Plaza Nueva

  • Diario Digital | sábado, 19 de septiembre de 2020
  • Actualizado 04:53

De la conciliación laboral y familiar…

De la conciliación laboral y familiar…

Hasta la semana pasada yo creía que la conciliación familiar y laboral consistía en la adecuación de los horarios de trabajo a los horarios y necesidades familiares, pero el Sr. Navascués, alcalde de Cintruénigo, con su docta sapiencia, nos ha enseñado que no, que la conciliación laboral es otra cosa, o mejor dicho, que para que el señorito tenga SU conciliación, nos tenemos que sacrificar todos los demás.

Haber si lo entendemos, ahora las comisiones son a las seis de la tarde, ¿y los que salen de trabajar a las ocho de la tarde? ¿Estos no concilian? Me explico, los concejales de la oposición tienen que dejar sus puestos de trabajo y sus negocios desatendidos en aras de la conciliación del Sr. Alcalde. Si tenemos en cuenta que es el primer alcalde profesional, es decir cobra sueldo por ser Alcalde, la cosa tiene bemoles.


Esta actitud egoísta de nuestro primer edil comenzó cuando, para sacar adelante lo del sueldo con el voto de calidad del Alcalde, aprovechó un pleno en el que la portavoz de UPN estaba en viaje de novios. La segunda parte del desaguisado la preparó con los presupuestos, ya que a sabiendas de que el portavoz de APC estaba de vacaciones, convocó pleno extraordinario a traición para sacar adelante los presupuestos con el voto de calidad del alcalde.

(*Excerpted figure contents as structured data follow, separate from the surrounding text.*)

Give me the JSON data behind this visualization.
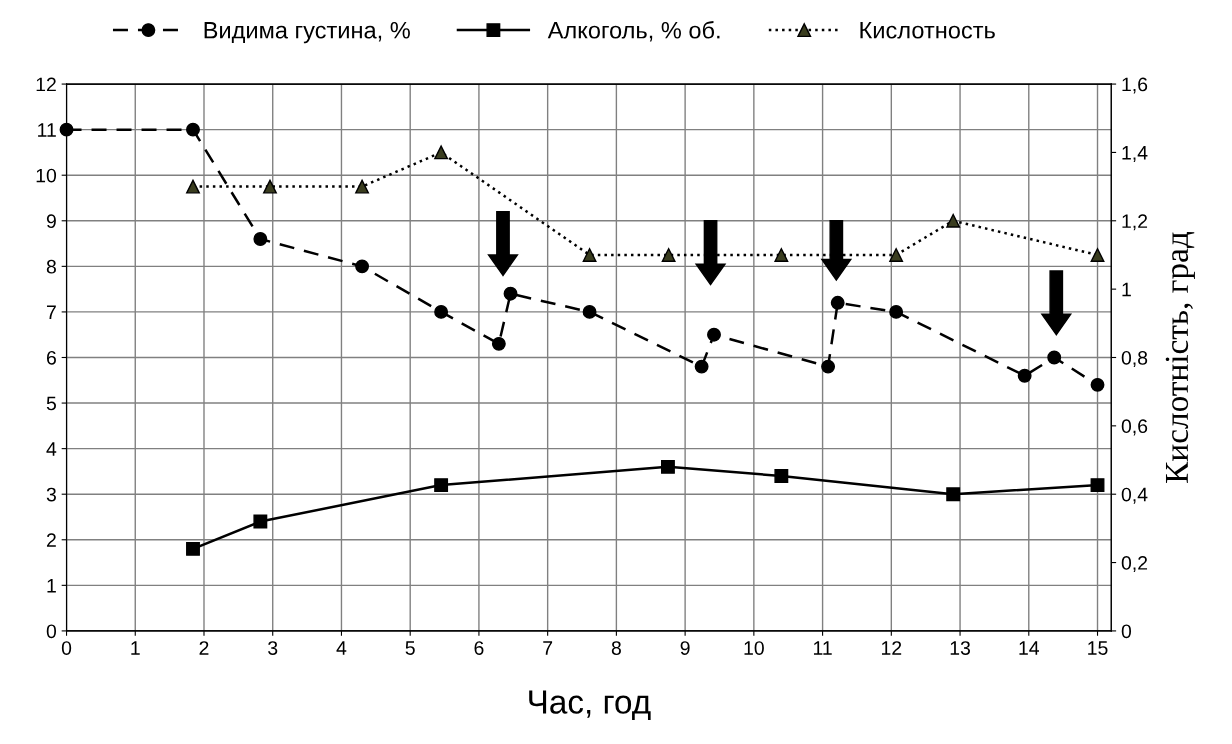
{
  "chart_data": {
    "type": "line",
    "xlabel": "Час, год",
    "y2label": "Кислотність, град",
    "xlim": [
      0,
      15.2
    ],
    "xticks": [
      0,
      1,
      2,
      3,
      4,
      5,
      6,
      7,
      8,
      9,
      10,
      11,
      12,
      13,
      14,
      15
    ],
    "ylim": [
      0,
      12
    ],
    "yticks": [
      0,
      1,
      2,
      3,
      4,
      5,
      6,
      7,
      8,
      9,
      10,
      11,
      12
    ],
    "y2lim": [
      0,
      1.6
    ],
    "y2ticks": [
      {
        "value": 0,
        "label": "0"
      },
      {
        "value": 0.2,
        "label": "0,2"
      },
      {
        "value": 0.4,
        "label": "0,4"
      },
      {
        "value": 0.6,
        "label": "0,6"
      },
      {
        "value": 0.8,
        "label": "0,8"
      },
      {
        "value": 1,
        "label": "1"
      },
      {
        "value": 1.2,
        "label": "1,2"
      },
      {
        "value": 1.4,
        "label": "1,4"
      },
      {
        "value": 1.6,
        "label": "1,6"
      }
    ],
    "grid": true,
    "legend": "top",
    "series": [
      {
        "name": "Видима густина, %",
        "color": "#000000",
        "marker": "circle",
        "line_style": "dashed",
        "x": [
          0,
          1.84,
          2.82,
          4.3,
          5.45,
          6.29,
          6.46,
          7.61,
          9.24,
          9.42,
          11.08,
          11.22,
          12.07,
          13.94,
          14.37,
          15
        ],
        "values": [
          11,
          11,
          8.6,
          8,
          7,
          6.3,
          7.4,
          7,
          5.8,
          6.5,
          5.8,
          7.2,
          7,
          5.6,
          6,
          5.4
        ]
      },
      {
        "name": "Алкоголь, % об.",
        "color": "#000000",
        "marker": "square",
        "line_style": "solid",
        "x": [
          1.84,
          2.82,
          5.45,
          8.75,
          10.4,
          12.9,
          15
        ],
        "values": [
          1.8,
          2.4,
          3.2,
          3.6,
          3.4,
          3,
          3.2
        ]
      },
      {
        "name": "Кислотность",
        "color": "#3a3d1f",
        "marker": "triangle",
        "line_style": "dotted",
        "axis": "y2",
        "x": [
          1.84,
          2.96,
          4.3,
          5.45,
          7.61,
          8.76,
          10.4,
          12.07,
          12.9,
          15
        ],
        "values": [
          1.3,
          1.3,
          1.3,
          1.4,
          1.1,
          1.1,
          1.1,
          1.1,
          1.2,
          1.1
        ]
      }
    ]
  }
}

Ahora viene lo de la conciliación y la absoluta falta de sacrificio de nuestro Alcalde. Vamos a ver si explicando las cosas para tontos, nuestro alcalde logra entenderlo. Las personas nos metemos en política por diversas razones, casi todas lícitas, pero desde luego que entramos con una inequívoca vocación de servir a los vecinos, y de dedicar nuestras horas libres al pueblo, y de quitar horas de las dedicadas a nuestras parejas, familias y amigos, para atender los asuntos del ayuntamiento. Es decir, un funcionario, un trabajador, un docente o un albañil podrán apelar a la conciliación familiar, pero nosotros NO. No porque tengamos menos derechos, sino porque las necesidades del ayuntamiento y de los vecinos son lo prioritario, y si no estás dispuesto a este sacrificio, vete a casa. Los vecinos que nos han elegido se merecen nuestra dedicación, seremos más o menos eficientes, podremos acertar o equivocarnos, pero se merecen nuestra dedicación.

Lo primero que tiene que hacer el Sr. Alcalde es facilitar a TODOS los concejales la posibilidad de conciliar sus horarios laborales con los de atención a sus responsabilidades municipales, por ahí comienza la conciliación, y si además entiende la palabra TODOS, la cuestión comenzará a ser equitativa. Somos nosotros, los concejales, los que estamos al servicio del pueblo, y no al revés.